White's personal story is compelling - up from a working class background, raised by an emotionally distant father after his mother's early death, inspired by food and cooking to reach the pinnacle of British cuisine (stop snickering - it does exist and he did it) at a very young age and thereby gaining entry into the glitzy jet set that he both loves and is uncomfortable with. The problem is that he lists the facts ("This is how I got this job; this is where I worked under brutal conditions that would fell a lesser man and where I loved it until I hated it and was fired or quit; this was a cooking genius I deeply admired and learned enormously from until I stopped admiring and now we don't speak; and I did this all because I am driven by an unslakeable thirst to brag about what a pain-junkie I am") without conveying any of the excitement and enthusiasm that must have fueled this.
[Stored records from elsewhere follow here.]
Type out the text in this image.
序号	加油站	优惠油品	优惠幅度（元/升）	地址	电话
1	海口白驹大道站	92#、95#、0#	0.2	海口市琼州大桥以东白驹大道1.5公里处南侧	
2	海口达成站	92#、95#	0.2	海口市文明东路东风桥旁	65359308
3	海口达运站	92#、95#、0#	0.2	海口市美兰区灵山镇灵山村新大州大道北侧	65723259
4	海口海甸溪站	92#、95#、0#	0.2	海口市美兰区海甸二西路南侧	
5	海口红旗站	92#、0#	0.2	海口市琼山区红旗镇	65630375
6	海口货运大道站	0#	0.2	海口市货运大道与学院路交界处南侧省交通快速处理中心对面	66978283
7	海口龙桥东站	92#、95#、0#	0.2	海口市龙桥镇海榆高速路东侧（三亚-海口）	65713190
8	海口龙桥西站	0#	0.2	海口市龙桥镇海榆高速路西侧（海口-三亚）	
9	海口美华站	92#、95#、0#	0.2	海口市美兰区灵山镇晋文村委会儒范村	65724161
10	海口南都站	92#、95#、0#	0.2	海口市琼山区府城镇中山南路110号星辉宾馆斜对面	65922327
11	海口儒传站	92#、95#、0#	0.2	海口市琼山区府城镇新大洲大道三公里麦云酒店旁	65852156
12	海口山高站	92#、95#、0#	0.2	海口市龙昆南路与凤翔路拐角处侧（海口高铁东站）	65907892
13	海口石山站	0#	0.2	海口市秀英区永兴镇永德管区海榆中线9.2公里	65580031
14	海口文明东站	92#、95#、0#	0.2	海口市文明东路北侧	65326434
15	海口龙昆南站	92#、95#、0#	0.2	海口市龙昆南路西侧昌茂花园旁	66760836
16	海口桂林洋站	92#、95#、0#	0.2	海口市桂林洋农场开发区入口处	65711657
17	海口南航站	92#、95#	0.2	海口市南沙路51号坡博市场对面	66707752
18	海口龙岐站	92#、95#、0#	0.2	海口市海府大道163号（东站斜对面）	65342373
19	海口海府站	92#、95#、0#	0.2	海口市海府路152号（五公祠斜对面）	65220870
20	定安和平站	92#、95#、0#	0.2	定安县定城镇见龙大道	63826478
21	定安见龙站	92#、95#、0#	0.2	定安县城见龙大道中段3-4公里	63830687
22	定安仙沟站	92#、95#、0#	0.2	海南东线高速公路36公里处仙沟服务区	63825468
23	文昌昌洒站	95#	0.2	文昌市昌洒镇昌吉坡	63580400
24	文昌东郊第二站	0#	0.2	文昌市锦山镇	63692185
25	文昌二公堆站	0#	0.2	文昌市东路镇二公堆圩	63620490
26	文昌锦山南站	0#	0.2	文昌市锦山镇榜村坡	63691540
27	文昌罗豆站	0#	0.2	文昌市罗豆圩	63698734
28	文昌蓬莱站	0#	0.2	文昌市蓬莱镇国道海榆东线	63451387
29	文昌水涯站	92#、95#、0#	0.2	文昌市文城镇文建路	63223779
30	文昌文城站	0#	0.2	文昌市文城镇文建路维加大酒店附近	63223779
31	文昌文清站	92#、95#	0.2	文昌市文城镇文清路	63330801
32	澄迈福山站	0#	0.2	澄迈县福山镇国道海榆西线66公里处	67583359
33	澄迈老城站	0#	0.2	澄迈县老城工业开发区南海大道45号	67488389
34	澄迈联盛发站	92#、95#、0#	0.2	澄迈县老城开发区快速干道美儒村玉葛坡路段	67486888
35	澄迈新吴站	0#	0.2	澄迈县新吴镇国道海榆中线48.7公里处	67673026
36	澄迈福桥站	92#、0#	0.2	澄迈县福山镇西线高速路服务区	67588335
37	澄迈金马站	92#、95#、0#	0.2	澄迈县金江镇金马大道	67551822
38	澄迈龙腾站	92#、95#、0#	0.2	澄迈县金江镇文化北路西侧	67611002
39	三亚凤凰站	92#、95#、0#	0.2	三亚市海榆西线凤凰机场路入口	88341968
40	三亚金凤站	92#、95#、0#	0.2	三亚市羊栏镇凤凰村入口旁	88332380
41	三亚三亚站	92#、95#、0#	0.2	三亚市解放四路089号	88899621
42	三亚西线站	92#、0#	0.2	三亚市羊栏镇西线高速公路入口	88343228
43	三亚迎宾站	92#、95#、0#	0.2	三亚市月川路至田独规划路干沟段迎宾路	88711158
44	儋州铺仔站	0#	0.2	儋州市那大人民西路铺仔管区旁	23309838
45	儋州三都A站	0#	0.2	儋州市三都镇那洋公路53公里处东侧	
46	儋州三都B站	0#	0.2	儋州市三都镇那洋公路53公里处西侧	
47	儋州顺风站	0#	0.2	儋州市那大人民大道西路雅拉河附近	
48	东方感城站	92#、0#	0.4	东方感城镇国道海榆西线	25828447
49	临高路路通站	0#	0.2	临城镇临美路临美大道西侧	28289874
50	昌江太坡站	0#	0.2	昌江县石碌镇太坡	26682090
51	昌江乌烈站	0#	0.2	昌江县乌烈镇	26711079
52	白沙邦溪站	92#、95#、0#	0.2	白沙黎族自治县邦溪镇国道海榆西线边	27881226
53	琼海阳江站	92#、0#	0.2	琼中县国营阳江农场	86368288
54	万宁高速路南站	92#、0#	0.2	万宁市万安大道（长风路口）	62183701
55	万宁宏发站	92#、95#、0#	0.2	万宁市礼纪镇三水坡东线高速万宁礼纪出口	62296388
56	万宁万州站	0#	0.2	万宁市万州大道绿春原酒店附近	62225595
Other than being self-congratulatory ad nauseum about what a tough bastard he is, White has nothing to offer a reader trying to understand how he became the culinary rock-star that he is - a phrase he cannot get enough of.
And that is a pity, because a book by a chef should at least be able to convey his knowledge of and passion for food. Three Michelin stars are not just handed out like Halloween candy, and a chef with his talent, knowledge and experience - aaah, it's just plain frustrating that the food part of this takes a distant second place to Big Bad Bullying Chef stories. Where is all the sublime food that he must have cooked? The hunt for superb ingrdients? The remarkable techniques that transformed a simple rice dish into "the best risotto he ever ate"? Missing, that's where. Foodies everywhere will be disappointed.
Oh, yeah - if you are going to list sex first in your subtitle, there should be more of it in the book other than an acknowledgment that you are shy with the birds and that you preferred cooking to sex. Especially when you are also saying that you routinely shagged customers in your office during dinner service.
One chapter of the book relates his law suit against the NY Times for publishing a mildly defamatory profile of him, where one of his successful claims was that the piece damaged his reputation among American diners who might now avoid his restaurants. Considering what he has done to himself with this book, White should return the money.
Excellent
This is an excellent for anyone in the food industry. It is fascinating and you are unable to put this book down once you begin.
The Man That Walked Away
I used to think of MPW as sell-out. A tired old chef peddling stock cubes and trying to convince people that they were somehow superior to salt...lol. After reading this book and taking a long walk in Marco's shoes, actually staging at the acclaimed Waterside Inn myself I don't think anyone should be commenting on who or what Marco is, they haven't worked hard enough yet.